Resilience's Impact on Coping with Life's Challenges

Throughout years, many researchers have studied how resilience affect one’s ability to handle life’s challenges through self-inner emotions that are taking place. With my paper, one will be introduced to a fraction of that research conducted via a series of surveys. A total of 207 students were split into three groups. One group participated in a survey catered to answer the question of whether or not there was a correlation between resilience and self-esteem. The second group participated in a survey catered to answer the question of whether or not there was a correlation between resilience and self-efficacy.

Lastly, the third group participated in a survey catered to answer the question of whether or not there was a correlation between resilience and pessimism.

The results showed that there is a correlation between resilience and self-esteem, resilience and self-efficacy, and resilience and pessimism.
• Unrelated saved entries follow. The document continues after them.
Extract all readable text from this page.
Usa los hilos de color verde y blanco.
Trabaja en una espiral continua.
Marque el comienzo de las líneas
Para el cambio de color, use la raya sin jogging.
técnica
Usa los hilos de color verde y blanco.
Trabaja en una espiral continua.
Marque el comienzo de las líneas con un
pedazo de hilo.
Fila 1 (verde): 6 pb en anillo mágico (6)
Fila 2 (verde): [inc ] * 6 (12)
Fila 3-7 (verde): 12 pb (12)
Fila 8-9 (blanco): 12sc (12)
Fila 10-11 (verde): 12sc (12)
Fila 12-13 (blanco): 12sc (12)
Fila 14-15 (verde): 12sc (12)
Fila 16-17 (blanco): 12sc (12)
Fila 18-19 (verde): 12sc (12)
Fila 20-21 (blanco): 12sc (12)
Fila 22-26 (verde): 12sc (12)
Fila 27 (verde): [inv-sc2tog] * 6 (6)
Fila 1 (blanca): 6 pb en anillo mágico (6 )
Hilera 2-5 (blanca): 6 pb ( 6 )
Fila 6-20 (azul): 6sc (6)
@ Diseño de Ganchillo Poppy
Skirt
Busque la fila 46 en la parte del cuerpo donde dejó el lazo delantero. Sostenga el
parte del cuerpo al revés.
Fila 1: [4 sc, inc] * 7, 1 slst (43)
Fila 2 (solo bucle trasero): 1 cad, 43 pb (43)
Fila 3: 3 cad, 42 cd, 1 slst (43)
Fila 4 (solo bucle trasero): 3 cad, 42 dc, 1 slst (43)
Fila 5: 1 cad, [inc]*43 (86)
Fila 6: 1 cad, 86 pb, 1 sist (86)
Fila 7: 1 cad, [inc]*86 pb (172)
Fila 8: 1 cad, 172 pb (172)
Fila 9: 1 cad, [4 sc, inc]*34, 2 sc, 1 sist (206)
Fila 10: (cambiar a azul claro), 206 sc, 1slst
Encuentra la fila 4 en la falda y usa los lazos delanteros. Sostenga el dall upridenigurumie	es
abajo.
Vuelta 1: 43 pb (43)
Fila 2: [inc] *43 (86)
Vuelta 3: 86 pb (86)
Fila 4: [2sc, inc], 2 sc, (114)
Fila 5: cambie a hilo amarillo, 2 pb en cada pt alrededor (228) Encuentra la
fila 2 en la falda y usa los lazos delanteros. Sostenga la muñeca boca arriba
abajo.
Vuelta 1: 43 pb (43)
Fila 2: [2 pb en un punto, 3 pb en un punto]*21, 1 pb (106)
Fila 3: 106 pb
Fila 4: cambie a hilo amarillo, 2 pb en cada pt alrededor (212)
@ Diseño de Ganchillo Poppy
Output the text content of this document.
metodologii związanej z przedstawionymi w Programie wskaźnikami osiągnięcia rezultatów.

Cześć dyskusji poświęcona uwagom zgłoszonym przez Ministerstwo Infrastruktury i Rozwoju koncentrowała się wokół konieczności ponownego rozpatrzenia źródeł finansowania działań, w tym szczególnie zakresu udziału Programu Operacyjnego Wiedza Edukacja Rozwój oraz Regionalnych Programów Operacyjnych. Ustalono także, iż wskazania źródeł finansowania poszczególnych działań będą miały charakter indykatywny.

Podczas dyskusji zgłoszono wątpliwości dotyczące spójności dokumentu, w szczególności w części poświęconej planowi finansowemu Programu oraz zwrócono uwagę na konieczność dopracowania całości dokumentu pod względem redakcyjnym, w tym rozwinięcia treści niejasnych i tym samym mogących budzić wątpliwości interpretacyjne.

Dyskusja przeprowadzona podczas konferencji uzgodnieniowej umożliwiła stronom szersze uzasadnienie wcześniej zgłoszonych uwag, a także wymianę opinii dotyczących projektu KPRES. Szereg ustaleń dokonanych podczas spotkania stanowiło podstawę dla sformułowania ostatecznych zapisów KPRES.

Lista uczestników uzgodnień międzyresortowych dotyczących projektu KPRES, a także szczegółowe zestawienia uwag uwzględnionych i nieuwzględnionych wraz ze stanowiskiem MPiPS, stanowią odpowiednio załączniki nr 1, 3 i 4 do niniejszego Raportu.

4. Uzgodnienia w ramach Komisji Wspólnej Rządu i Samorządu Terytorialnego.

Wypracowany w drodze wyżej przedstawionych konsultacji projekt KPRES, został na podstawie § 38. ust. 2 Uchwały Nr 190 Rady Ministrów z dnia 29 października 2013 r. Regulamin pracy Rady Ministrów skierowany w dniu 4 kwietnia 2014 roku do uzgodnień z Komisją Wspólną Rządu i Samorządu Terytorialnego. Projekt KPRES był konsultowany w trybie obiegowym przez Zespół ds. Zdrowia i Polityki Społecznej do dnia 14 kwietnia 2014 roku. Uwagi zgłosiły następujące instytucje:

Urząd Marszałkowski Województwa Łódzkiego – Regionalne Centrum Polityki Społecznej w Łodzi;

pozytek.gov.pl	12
Though the research resulted in proven correlation I do believe that there are many factors that can sway away from my results given a different environment or even given a different time of day.

Resilience and its Association with Self-esteem, Self-efficacy, and Pessimism in College Students. Have you ever wondered if there was a correlation between resilience, self-esteem, self-efficacy, and pessimism? With further research one can find a conclusion to that question but first let’s define what those terms are. Resilience reflects the ability to confront, handle and rise above stressful life events, ongoing tribulations, and problematic experiences.

This has encouraged many questions about the relationship between one’s inner emotions, how they feel about themselves, and whether a positive or negative resiliency has taken effect.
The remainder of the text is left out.